A Mom Speaks Out After She Says an American Airlines Plane’s Ceiling Panel ‘Fell on My Son’s Head’



Absurdly Driven looks at the world of business with a skeptical eye and a firmly rooted tongue in cheek.

American Airlines is modernizing its planes. 

Well, some of them.

Yet it only takes one serious incident to make you wonder how well any airline’s planes are being maintained, when the pressure is, these days, placed forcefully on prompt departure.

Jennifer Zanone was on a flight from Hong Kong to Dallas on Saturday, when an apparently routine landing turned into something landing on her child’s head.

As she explained on Facebook, a ceiling panel — with an oxygen tank attached — gave way and landed on her one-year-old child, whom she was holding on her lap.

Worse, said Zanone, she was asked by a Flight Attendant to wait for a gate agent to document the incident on the Boeing 777-300.

“We were never met by an agent,” she told me. “Which is why I proceeded to the customer service table to get help.” There, she says, she didn’t get any customer service.

“The lady at the customer service desk was very nice, but she told me she could do nothing for me because she was not a supervisor. She called the supervisors for 1.5 hours and was frustrated that we were being given the runaround (her words),” Zanone told me.
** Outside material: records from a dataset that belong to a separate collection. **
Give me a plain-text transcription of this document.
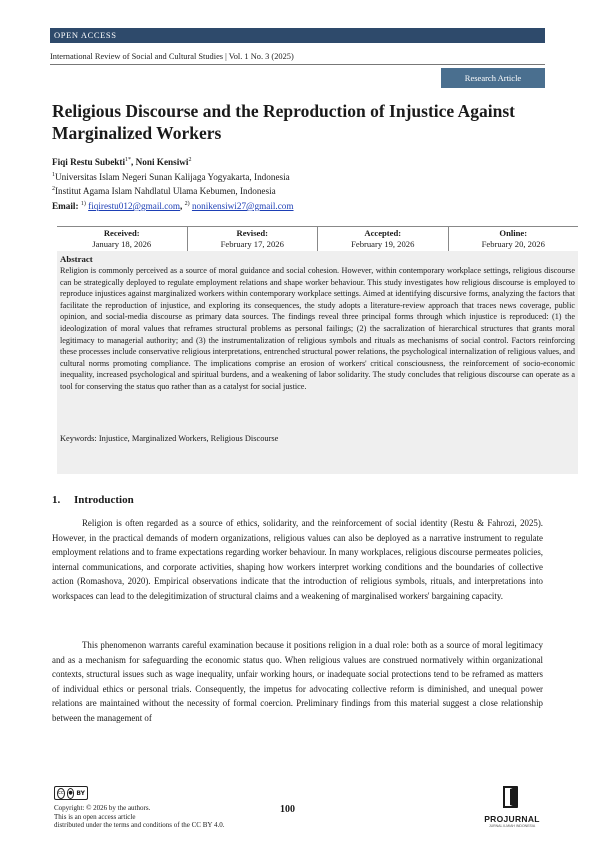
OPEN ACCESS
International Review of Social and Cultural Studies | Vol. 1 No. 3 (2025)
Research Article
Religious Discourse and the Reproduction of Injustice Against Marginalized Workers
Fiqi Restu Subekti$^{1*}$, Noni Kensiwi$^2$
$^1$Universitas Islam Negeri Sunan Kalijaga Yogyakarta, Indonesia
$^2$Institut Agama Islam Nahdlatul Ulama Kebumen, Indonesia
Email: $^{1)}$ fiqirestu012@gmail.com, $^{2)}$ nonikensiwi27@gmail.com
Received:
January 18, 2026
Revised:
February 17, 2026
Accepted:
February 19, 2026
Online:
February 20, 2026
Abstract

Religion is commonly perceived as a source of moral guidance and social cohesion. However, within contemporary workplace settings, religious discourse can be strategically deployed to regulate employment relations and shape worker behaviour. This study investigates how religious discourse is employed to reproduce injustices against marginalized workers within contemporary workplace settings. Aimed at identifying discursive forms, analyzing the factors that facilitate the reproduction of injustice, and exploring its consequences, the study adopts a literature-review approach that traces news coverage, public opinion, and social-media discourse as primary data sources. The findings reveal three principal forms through which injustice is reproduced: (1) the ideologization of moral values that reframes structural problems as personal failings; (2) the sacralization of hierarchical structures that grants moral legitimacy to managerial authority; and (3) the instrumentalization of religious symbols and rituals as mechanisms of social control. Factors reinforcing these processes include conservative religious interpretations, entrenched structural power relations, the psychological internalization of religious values, and cultural norms promoting compliance. The implications comprise an erosion of workers' critical consciousness, the reinforcement of socio-economic inequality, increased psychological and spiritual burdens, and a weakening of labor solidarity. The study concludes that religious discourse can operate as a tool for conserving the status quo rather than as a catalyst for social justice.

Keywords: Injustice, Marginalized Workers, Religious Discourse
1. Introduction

Religion is often regarded as a source of ethics, solidarity, and the reinforcement of social identity (Restu & Fahrozi, 2025). However, in the practical demands of modern organizations, religious values can also be deployed as a narrative instrument to regulate employment relations and to frame expectations regarding worker behaviour. In many workplaces, religious discourse permeates policies, internal communications, and corporate activities, shaping how workers interpret working conditions and the boundaries of collective action (Romashova, 2020). Empirical observations indicate that the introduction of religious symbols, rituals, and interpretations into workspaces can lead to the delegitimization of structural claims and a weakening of marginalised workers' bargaining capacity.

This phenomenon warrants careful examination because it positions religion in a dual role: both as a source of moral legitimacy and as a mechanism for safeguarding the economic status quo. When religious values are construed normatively within organizational contexts, structural issues such as wage inequality, unfair working hours, or inadequate social protections tend to be reframed as matters of individual ethics or personal trials. Consequently, the impetus for advocating collective reform is diminished, and unequal power relations are maintained without the necessity of formal coercion. Preliminary findings from this material suggest a close relationship between the management of

cc ● BY
Copyright: © 2026 by the authors.
This is an open access article
distributed under the terms and conditions of the CC BY 4.0.
100
PROJURNAL
JURNAL ILMIAH INDONESIA
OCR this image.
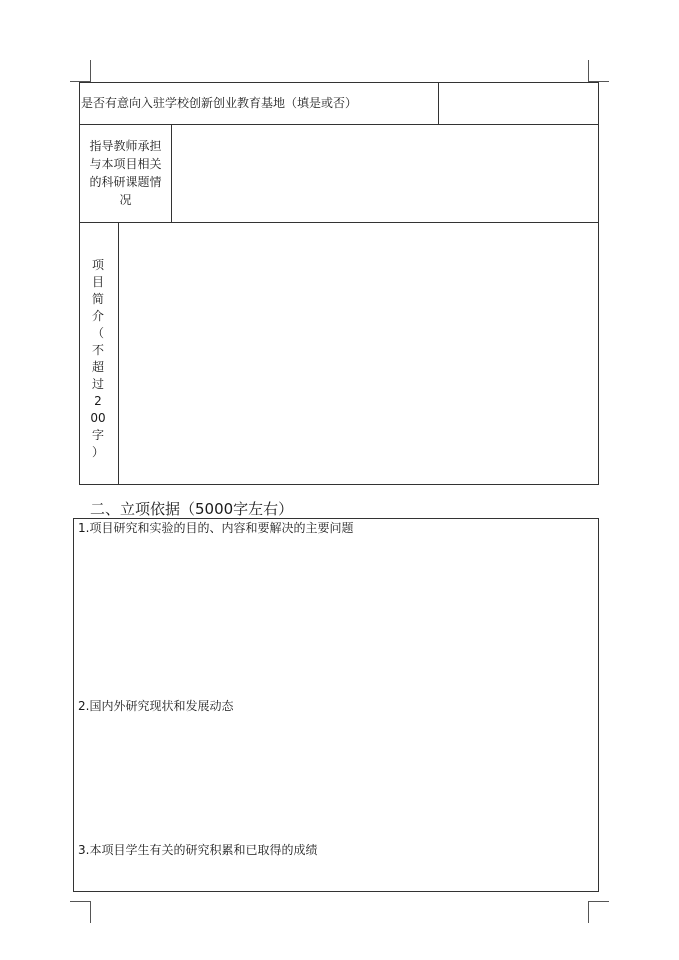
是否有意向入驻学校创新创业教育基地（填是或否）
指导教师承担
与本项目相关
的科研课题情
况
项
目
简
介
（
不
超
过2
00
字
）
二、立项依据（5000字左右）
1.项目研究和实验的目的、内容和要解决的主要问题
2.国内外研究现状和发展动态
3.本项目学生有关的研究积累和已取得的成绩
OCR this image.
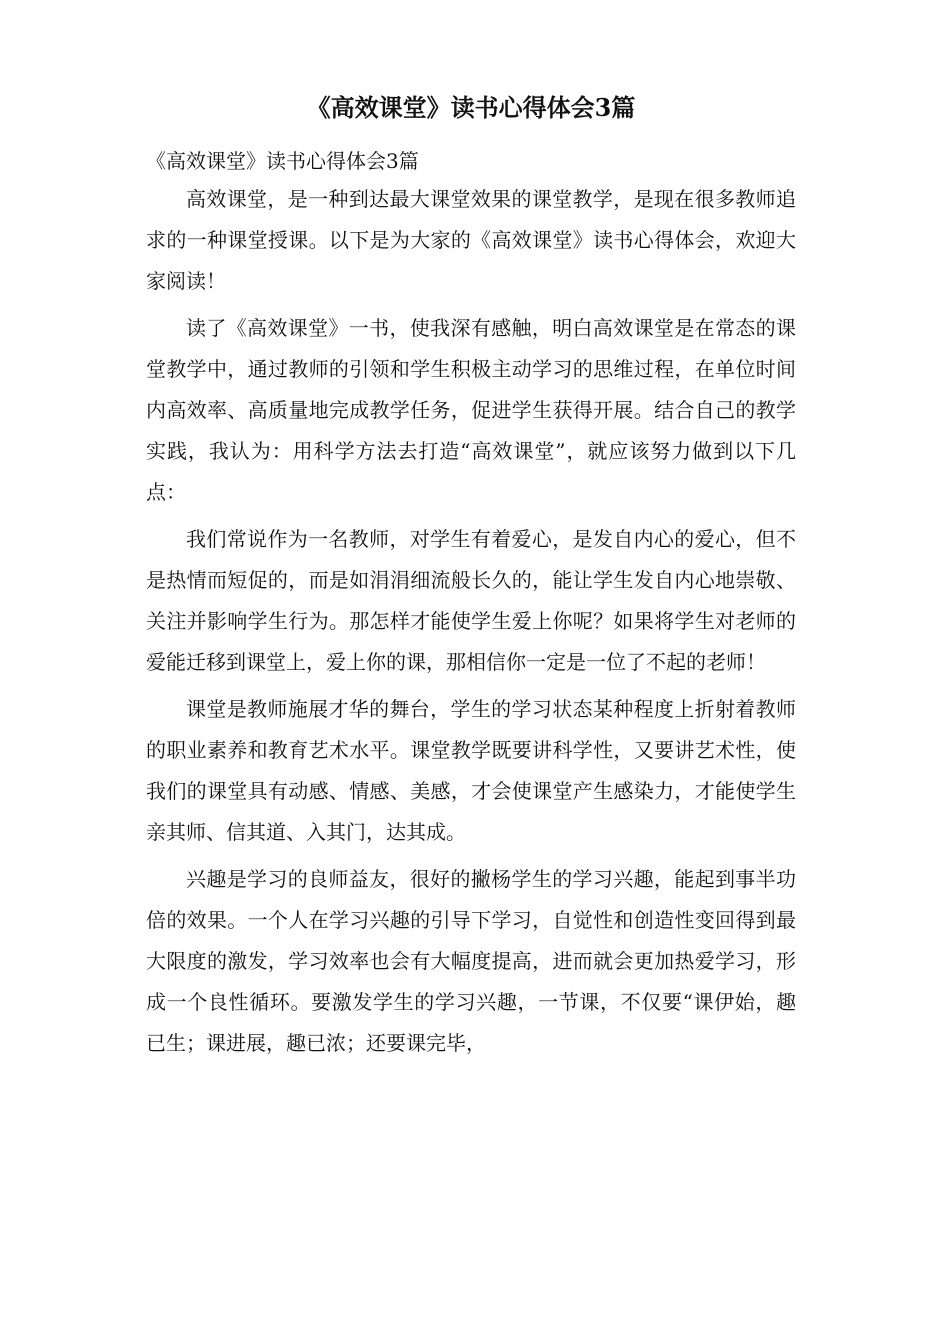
《高效课堂》读书心得体会3篇

《高效课堂》读书心得体会3篇

高效课堂，是一种到达最大课堂效果的课堂教学，是现在很多教师追求的一种课堂授课。以下是为大家的《高效课堂》读书心得体会，欢迎大家阅读！

读了《高效课堂》一书，使我深有感触，明白高效课堂是在常态的课堂教学中，通过教师的引领和学生积极主动学习的思维过程，在单位时间内高效率、高质量地完成教学任务，促进学生获得开展。结合自己的教学实践，我认为：用科学方法去打造“高效课堂”，就应该努力做到以下几点：

我们常说作为一名教师，对学生有着爱心，是发自内心的爱心，但不是热情而短促的，而是如涓涓细流般长久的，能让学生发自内心地崇敬、关注并影响学生行为。那怎样才能使学生爱上你呢？如果将学生对老师的爱能迁移到课堂上，爱上你的课，那相信你一定是一位了不起的老师！

课堂是教师施展才华的舞台，学生的学习状态某种程度上折射着教师的职业素养和教育艺术水平。课堂教学既要讲科学性，又要讲艺术性，使我们的课堂具有动感、情感、美感，才会使课堂产生感染力，才能使学生亲其师、信其道、入其门，达其成。

兴趣是学习的良师益友，很好的撇杨学生的学习兴趣，能起到事半功倍的效果。一个人在学习兴趣的引导下学习，自觉性和创造性变回得到最大限度的激发，学习效率也会有大幅度提高，进而就会更加热爱学习，形成一个良性循环。要激发学生的学习兴趣，一节课，不仅要“课伊始，趣已生；课进展，趣已浓；还要课完毕，
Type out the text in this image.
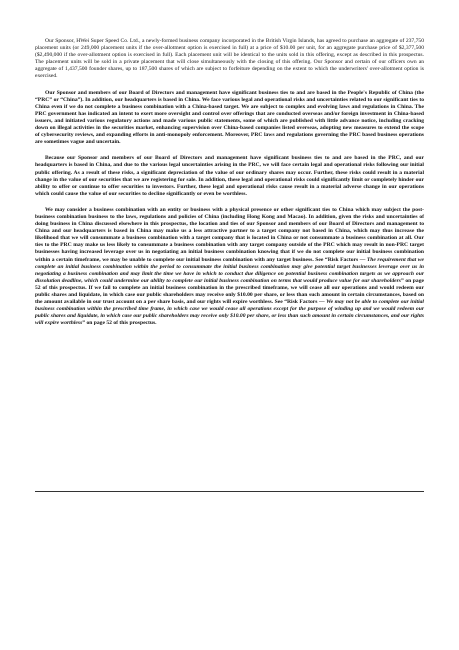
Our Sponsor, HWei Super Speed Co. Ltd., a newly-formed business company incorporated in the British Virgin Islands, has agreed to purchase an aggregate of 237,750 placement units (or 249,000 placement units if the over-allotment option is exercised in full) at a price of $10.00 per unit, for an aggregate purchase price of $2,377,500 ($2,490,000 if the over-allotment option is exercised in full). Each placement unit will be identical to the units sold in this offering, except as described in this prospectus. The placement units will be sold in a private placement that will close simultaneously with the closing of this offering. Our Sponsor and certain of our officers own an aggregate of 1,437,500 founder shares, up to 187,500 shares of which are subject to forfeiture depending on the extent to which the underwriters' over-allotment option is exercised.

Our Sponsor and members of our Board of Directors and management have significant business ties to and are based in the People's Republic of China (the “PRC” or “China”). In addition, our headquarters is based in China. We face various legal and operational risks and uncertainties related to our significant ties to China even if we do not complete a business combination with a China-based target. We are subject to complex and evolving laws and regulations in China. The PRC government has indicated an intent to exert more oversight and control over offerings that are conducted overseas and/or foreign investment in China-based issuers, and initiated various regulatory actions and made various public statements, some of which are published with little advance notice, including cracking down on illegal activities in the securities market, enhancing supervision over China-based companies listed overseas, adopting new measures to extend the scope of cybersecurity reviews, and expanding efforts in anti-monopoly enforcement. Moreover, PRC laws and regulations governing the PRC based business operations are sometimes vague and uncertain.

Because our Sponsor and members of our Board of Directors and management have significant business ties to and are based in the PRC, and our headquarters is based in China, and due to the various legal uncertainties arising in the PRC, we will face certain legal and operational risks following our initial public offering. As a result of these risks, a significant depreciation of the value of our ordinary shares may occur. Further, these risks could result in a material change in the value of our securities that we are registering for sale. In addition, these legal and operational risks could significantly limit or completely hinder our ability to offer or continue to offer securities to investors. Further, these legal and operational risks cause result in a material adverse change in our operations which could cause the value of our securities to decline significantly or even be worthless.

We may consider a business combination with an entity or business with a physical presence or other significant ties to China which may subject the post-business combination business to the laws, regulations and policies of China (including Hong Kong and Macao). In addition, given the risks and uncertainties of doing business in China discussed elsewhere in this prospectus, the location and ties of our Sponsor and members of our Board of Directors and management to China and our headquarters is based in China may make us a less attractive partner to a target company not based in China, which may thus increase the likelihood that we will consummate a business combination with a target company that is located in China or not consummate a business combination at all. Our ties to the PRC may make us less likely to consummate a business combination with any target company outside of the PRC which may result in non-PRC target businesses having increased leverage over us in negotiating an initial business combination knowing that if we do not complete our initial business combination within a certain timeframe, we may be unable to complete our initial business combination with any target business. See “Risk Factors — The requirement that we complete an initial business combination within the period to consummate the initial business combination may give potential target businesses leverage over us in negotiating a business combination and may limit the time we have in which to conduct due diligence on potential business combination targets as we approach our dissolution deadline, which could undermine our ability to complete our initial business combination on terms that would produce value for our shareholders” on page 52 of this prospectus. If we fail to complete an initial business combination in the prescribed timeframe, we will cease all our operations and would redeem our public shares and liquidate, in which case our public shareholders may receive only $10.00 per share, or less than such amount in certain circumstances, based on the amount available in our trust account on a per share basis, and our rights will expire worthless. See “Risk Factors — We may not be able to complete our initial business combination within the prescribed time frame, in which case we would cease all operations except for the purpose of winding up and we would redeem our public shares and liquidate, in which case our public shareholders may receive only $10.00 per share, or less than such amount in certain circumstances, and our rights will expire worthless” on page 52 of this prospectus.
It’s bad enough when there’s an incident in which a child could have been hurt. 

It’s surely worse when the airline appears not to react in a serious manner.

I asked American for its view.

“American’s primary concern is for the Zanone family and their young child,” an airline spokesperson told me. “Our customer relations team has spoken with Mrs. Zanone to offer additional support and obtain details of what transpired.”

I asked Zanone what additional support she’d been offered.

“American called me this morning simply to say they would email me more information,” Zanone said. “I have not received any emails at this time, so I am not certain what additional assistance we were offered.”

The picture suggests that what transpired was serious. 

Yet Danone’s exhortation that one should “fly American Airlines with extreme caution” suggests a slight disconnect between the airline and its customer.

She said she declined medical assistance at the airport “because I didn’t know what the medic could do on site with a jet-lagged, exhausted child, so I chose to monitor him myself until I could get him back to his own doctor.”

Of course, no airline is perfect. Why, Delta passengers found themselves rained on during a flight last year.

I had an experience with Virgin Atlantic last year when an armrest came away on a really quite new Boeing 787 Dreamliner

The way an airline reacts matters.

In Danone’s case, it’s clear she wasn’t happy with how she was treated.

“I just can’t comprehend why the airline wouldn’t meet with us following the incident,” Danone told me. 

All too often, it does seem that some airlines’ resources are stretched to severe limits and staff simply aren’t in a position to react. Of course, on occasion the staff doesn’t care.

When it comes to American Airlines, some fear that management is worried about trying to make staff take on too many responsibilities, thereby risking employee unrest.

Still, what would have happened had Zanone’s child been struck more severely and suffered serious injury?

I fancy one or two people will wonder about the plane. I understand it was swiftly repaired and flew off to São Paul, Brazil within hours.